Nicholas and Ernest were indeed controlled though their faces were white and drawn. They escorted the doctor to the door and, when they returned to the library, Piers had brought a small glass of brandy for each of them. They took it gratefully. After a few sips, Ernest remarked:

“She seemed so bright before she left Jalna! I can’t think what can have brought this on. In her last letter she spoke of walking to the village and back.”

Renny asked hesitatingly—“Was her last letter—written after—she had heard about the mortgage?”

“No—she had not heard about it then. But she must have had Nick’s letter telling of it in a day or two.”

“And you haven’t heard from her since?”

“No, not since.
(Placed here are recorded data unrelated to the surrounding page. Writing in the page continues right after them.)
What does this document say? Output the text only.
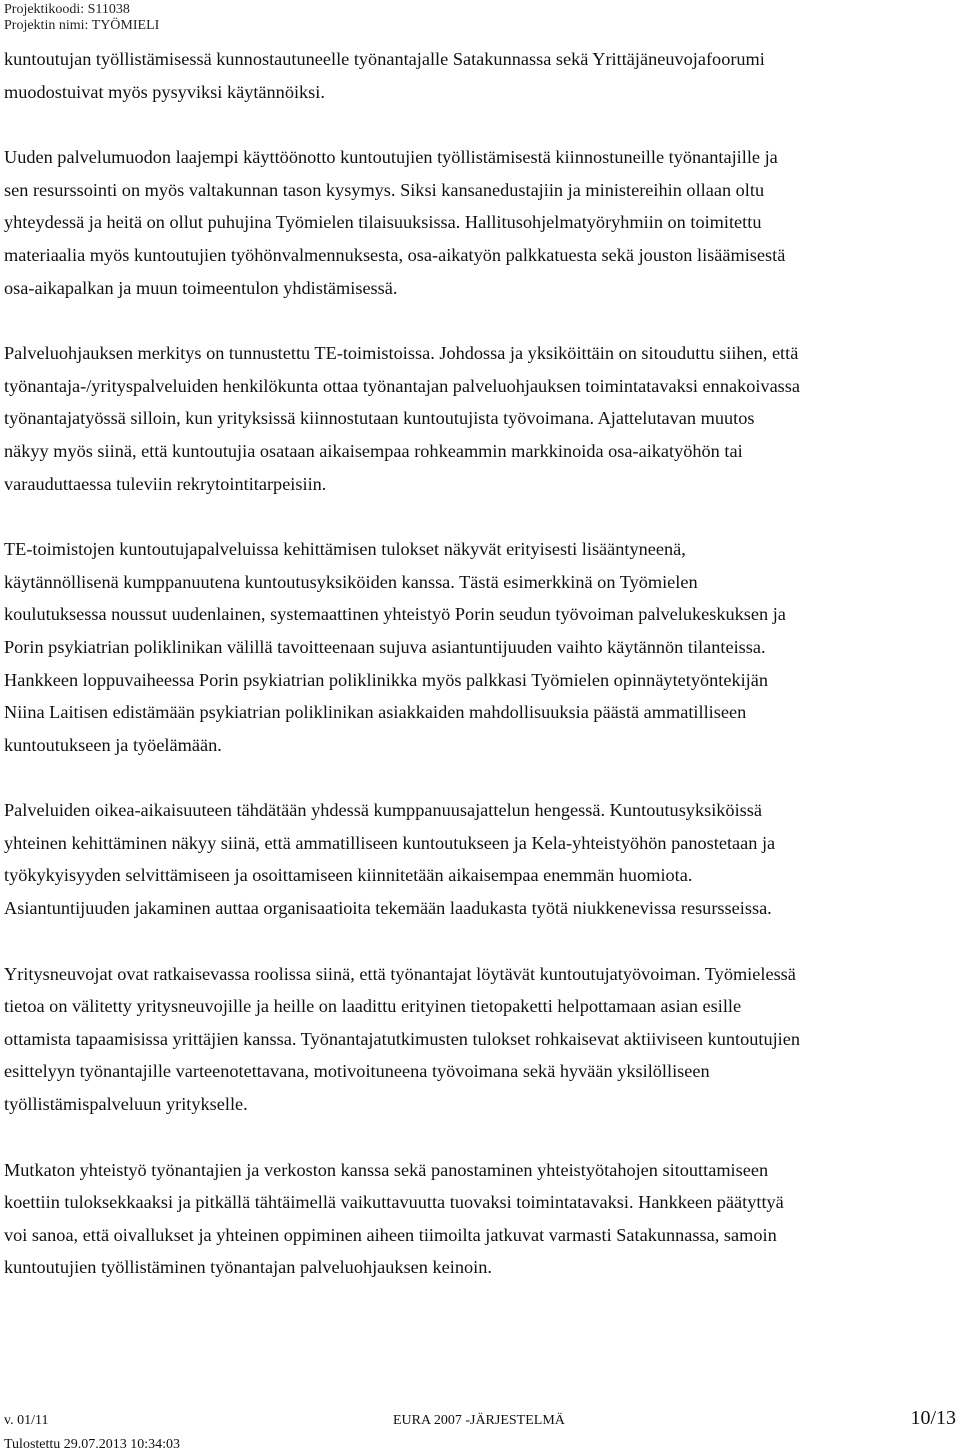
Projektikoodi: S11038
Projektin nimi: TYÖMIELI
kuntoutujan työllistämisessä kunnostautuneelle työnantajalle Satakunnassa sekä Yrittäjäneuvojafoorumi
muodostuivat myös pysyviksi käytännöiksi.
Uuden palvelumuodon laajempi käyttöönotto kuntoutujien työllistämisestä kiinnostuneille työnantajille ja
sen resurssointi on myös valtakunnan tason kysymys. Siksi kansanedustajiin ja ministereihin ollaan oltu
yhteydessä ja heitä on ollut puhujina Työmielen tilaisuuksissa. Hallitusohjelmatyöryhmiin on toimitettu
materiaalia myös kuntoutujien työhönvalmennuksesta, osa-aikatyön palkkatuesta sekä jouston lisäämisestä
osa-aikapalkan ja muun toimeentulon yhdistämisessä.
Palveluohjauksen merkitys on tunnustettu TE-toimistoissa. Johdossa ja yksiköittäin on sitouduttu siihen, että
työnantaja-/yrityspalveluiden henkilökunta ottaa työnantajan palveluohjauksen toimintatavaksi ennakoivassa
työnantajatyössä silloin, kun yrityksissä kiinnostutaan kuntoutujista työvoimana. Ajattelutavan muutos
näkyy myös siinä, että kuntoutujia osataan aikaisempaa rohkeammin markkinoida osa-aikatyöhön tai
varauduttaessa tuleviin rekrytointitarpeisiin.
TE-toimistojen kuntoutujapalveluissa kehittämisen tulokset näkyvät erityisesti lisääntyneenä,
käytännöllisenä kumppanuutena kuntoutusyksiköiden kanssa. Tästä esimerkkinä on Työmielen
koulutuksessa noussut uudenlainen, systemaattinen yhteistyö Porin seudun työvoiman palvelukeskuksen ja
Porin psykiatrian poliklinikan välillä tavoitteenaan sujuva asiantuntijuuden vaihto käytännön tilanteissa.
Hankkeen loppuvaiheessa Porin psykiatrian poliklinikka myös palkkasi Työmielen opinnäytetyöntekijän
Niina Laitisen edistämään psykiatrian poliklinikan asiakkaiden mahdollisuuksia päästä ammatilliseen
kuntoutukseen ja työelämään.
Palveluiden oikea-aikaisuuteen tähdätään yhdessä kumppanuusajattelun hengessä. Kuntoutusyksiköissä
yhteinen kehittäminen näkyy siinä, että ammatilliseen kuntoutukseen ja Kela-yhteistyöhön panostetaan ja
työkykyisyyden selvittämiseen ja osoittamiseen kiinnitetään aikaisempaa enemmän huomiota.
Asiantuntijuuden jakaminen auttaa organisaatioita tekemään laadukasta työtä niukkenevissa resursseissa.
Yritysneuvojat ovat ratkaisevassa roolissa siinä, että työnantajat löytävät kuntoutujatyövoiman. Työmielessä
tietoa on välitetty yritysneuvojille ja heille on laadittu erityinen tietopaketti helpottamaan asian esille
ottamista tapaamisissa yrittäjien kanssa. Työnantajatutkimusten tulokset rohkaisevat aktiiviseen kuntoutujien
esittelyyn työnantajille varteenotettavana, motivoituneena työvoimana sekä hyvään yksilölliseen
työllistämispalveluun yritykselle.
Mutkaton yhteistyö työnantajien ja verkoston kanssa sekä panostaminen yhteistyötahojen sitouttamiseen
koettiin tuloksekkaaksi ja pitkällä tähtäimellä vaikuttavuutta tuovaksi toimintatavaksi. Hankkeen päätyttyä
voi sanoa, että oivallukset ja yhteinen oppiminen aiheen tiimoilta jatkuvat varmasti Satakunnassa, samoin
kuntoutujien työllistäminen työnantajan palveluohjauksen keinoin.
v. 01/11	EURA 2007 -JÄRJESTELMÄ	10/13
Tulostettu 29.07.2013 10:34:03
It would be a blow to her.” He exchanged a look with Nicholas.

“I wonder—” Renny began but could not go on.

Nicholas said—“If you’re worrying, Renny, because you think that news brought a stroke on Augusta, you’re quite wrong. No—she was too well-balanced for that. As a matter of fact, she complained to me, in an earlier letter, of sensations. I was more than a little anxious about her.”

“Yes,” agreed Ernest, “it would be wrong to blame yourself for that. Augusta’s time had come and it is not for us to harrow ourselves with speculations.” He laid a kind hand on Renny’s shoulder.

Alayne looked at them wonderingly. One never knew what storm would sweep them apart or drive them together!

Wakefield returned to the room.

“Finch would not come down,” he said. “He’s quiet now. He’s sitting by his window.”

Nicholas refilled his glass. Colour returned to his lips. He said:

“There will be a lot of things to attend to. Someone will have to go to England at once.”

“Oh, I wish I could go,” cried Wakefield eagerly. “I’ve never been anywhere in all my life, and this would be a wonderful opportunity for me.”

“Your turn will come later,” said Nicholas.

“I could go,” offered Piers.

“I don’t think,” said Ernest, “that you would know enough of my sister’s affairs to be of any use whatever.”

“The idea!” chimed in Meg. “As though you knew the very first thing about closing an estate! I am the only niece. Maurice and I will go.”

“I like that,” said Piers. “What the devil do you or Maurice know of such a thing?”

“Come, children,” interrupted Ernest reprovingly, “this is no time for quarrelling. As for your Uncle Nicholas and
myself, we should not consider shirking our responsibility for a moment.”

“Do you mean to say,” cried Meg, “that you will go.”

“Certainly we shall,” said Nicholas.

“But who will go to look after you? You are ill and Uncle Nick’s leg is so bad.”